The recent threat against specified shopping malls by the Somalia-based al-Shabab is a case-in-point, though one with perhaps more credence in theory because of the group’s history. Al-Shabab has demonstrated the capability to conduct exactly the style of attack it threatened this week, with its 2013 Westgate Mall attack in Nairobi that killed 67 people and lasted three days. But Minnesota is not Kenya, and the group’s ability to conduct a similar attack far from its traditional operational area is likely very limited. However, the potential exists, the threat is public, and in addition to the specified Mall of America, one of the largest shopping malls in the world, there are over 100,000 shopping malls in the United States. This forces the DHS to react with additional measures to augment systems already in place—all while it still remains unclear if it will be operating at full capacity by week’s end.
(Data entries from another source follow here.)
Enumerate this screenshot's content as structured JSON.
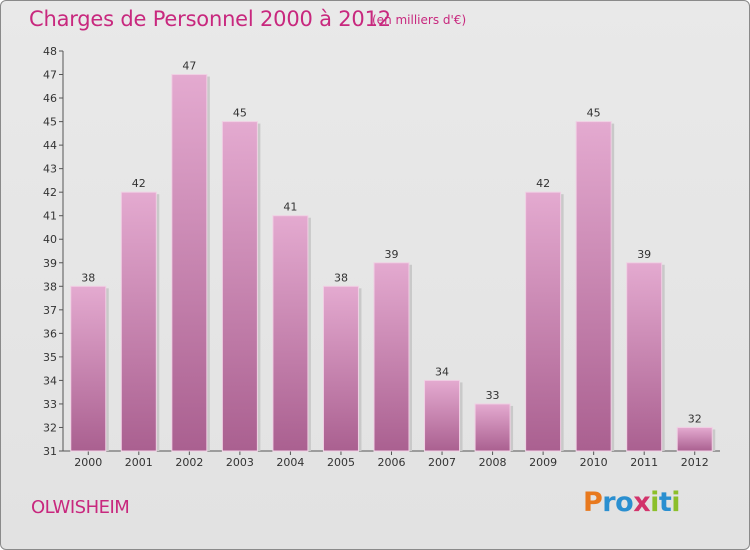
{
  "header": {
    "title": "Charges de Personnel 2000 à 2012",
    "unit": "(en milliers d'€)"
  },
  "commune": "OLWISHEIM",
  "logo": {
    "letters": [
      "P",
      "r",
      "o",
      "x",
      "i",
      "t",
      "i"
    ],
    "colors": [
      "#e8791e",
      "#2a8fd0",
      "#2a8fd0",
      "#d2336b",
      "#8cbf2a",
      "#2a8fd0",
      "#8cbf2a"
    ]
  },
  "chart_data": {
    "type": "bar",
    "title": "Charges de Personnel 2000 à 2012",
    "categories": [
      "2000",
      "2001",
      "2002",
      "2003",
      "2004",
      "2005",
      "2006",
      "2007",
      "2008",
      "2009",
      "2010",
      "2011",
      "2012"
    ],
    "values": [
      38,
      42,
      47,
      45,
      41,
      38,
      39,
      34,
      33,
      42,
      45,
      39,
      32
    ],
    "ylim": [
      31,
      48
    ],
    "yticks": [
      31,
      32,
      33,
      34,
      35,
      36,
      37,
      38,
      39,
      40,
      41,
      42,
      43,
      44,
      45,
      46,
      47,
      48
    ],
    "grid": false,
    "bar_color": "#c67aa6"
  }
}
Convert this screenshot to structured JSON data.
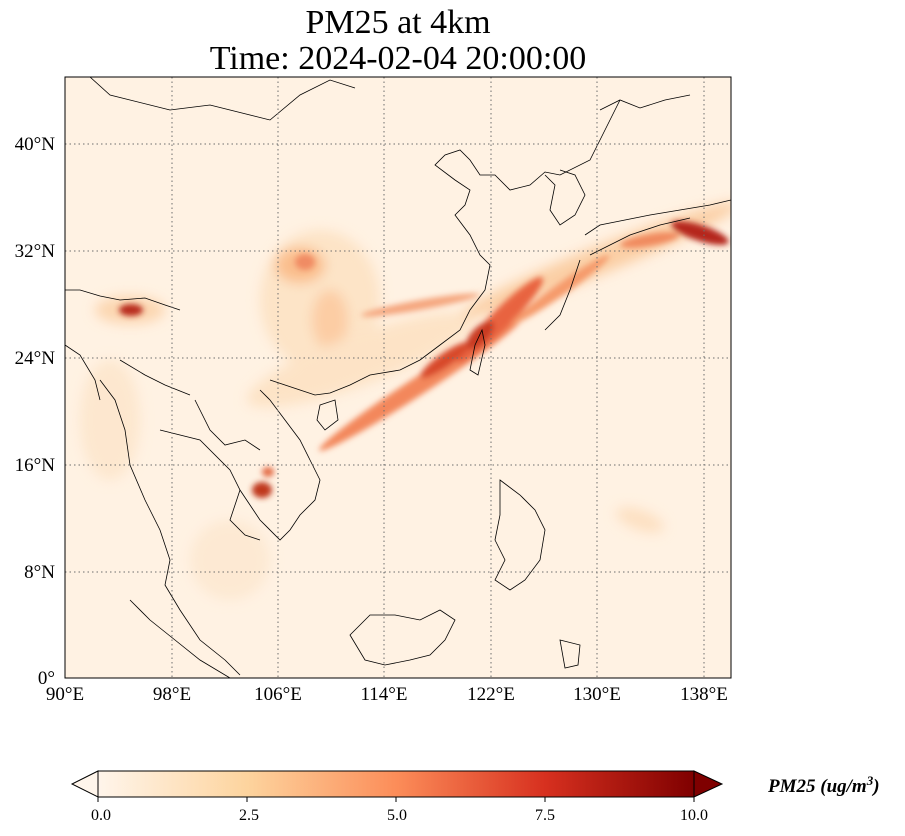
{
  "title": {
    "line1": "PM25 at 4km",
    "line2": "Time: 2024-02-04 20:00:00"
  },
  "map": {
    "lon_range": [
      90,
      140
    ],
    "lat_range": [
      0,
      45
    ],
    "lon_ticks": [
      "90°E",
      "98°E",
      "106°E",
      "114°E",
      "122°E",
      "130°E",
      "138°E"
    ],
    "lat_ticks": [
      "0°",
      "8°N",
      "16°N",
      "24°N",
      "32°N",
      "40°N"
    ],
    "gridlines": true,
    "background_color": "#fff5eb",
    "coastline_color": "#000000"
  },
  "colorbar": {
    "cmap": "OrRd",
    "colors": [
      "#fff5eb",
      "#fdd49e",
      "#fc8d59",
      "#d7301f",
      "#7f0000"
    ],
    "min": 0,
    "max": 10,
    "ticks": [
      "0.0",
      "2.5",
      "5.0",
      "7.5",
      "10.0"
    ],
    "label_main": "PM25 (ug/m",
    "label_sup": "3",
    "label_close": ")",
    "extend": "both"
  }
}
The past year has seen an increase in concern, both domestic and international, for attacks inspired by established groups but carried out by individuals likely unknown to the groups though perhaps known by local authorities. The increase in the spread of violent extremism puts immense pressure on local law enforcement and community organizations that are the first line of defense against homegrown extremists who don’t need to travel to a war zone to start their own war at home. The liaison work that DHS facilitates between these countless agencies and organizations at every level is one of its most important duties, and a shutdown, while not ending this liaison work, would certainly not help it.
Of course the threat isn’t just to shopping malls. Critical infrastructure such as power and utility grids, seaports and airports, all have numerous points of vulnerability—all of which DHS and other agencies must safeguard against while groups, or even a lone-wolf attacker, just need to find one unprepared point in order to create cascading negative effects. The universe of possible targets is overwhelming, placing incredible importance on proper risk assessments by DHS analysts and their counterparts across the U.S. government to best discern what is most probable. The U.S. has done a remarkable job in deterring and disrupting even small-scale attacks, but this will become increasingly harder as the media and public reaction to attacks becomes progressively out of balance with the attack itself. This imbalance could force DHS and other agencies to respond more to the possible than the probable, and put too much effort into total prevention (which is impossible) and less on mitigation and resilience (which is crucial and very possible).
Concerns over a possible shutdown of DHS are focused less on the possibility that it would immediately expose the nation to attack and more on what it suggests about long-term strategies and capabilities to effectively deal with threats that aren’t going to resolve themselves. The department is already struggling with poor morale and with low retention. A shutdown that involves sorting personnel between essential and ‘non-essential’ will likely worsen both problems, which again bodes poorly for the country’s long-term security needs.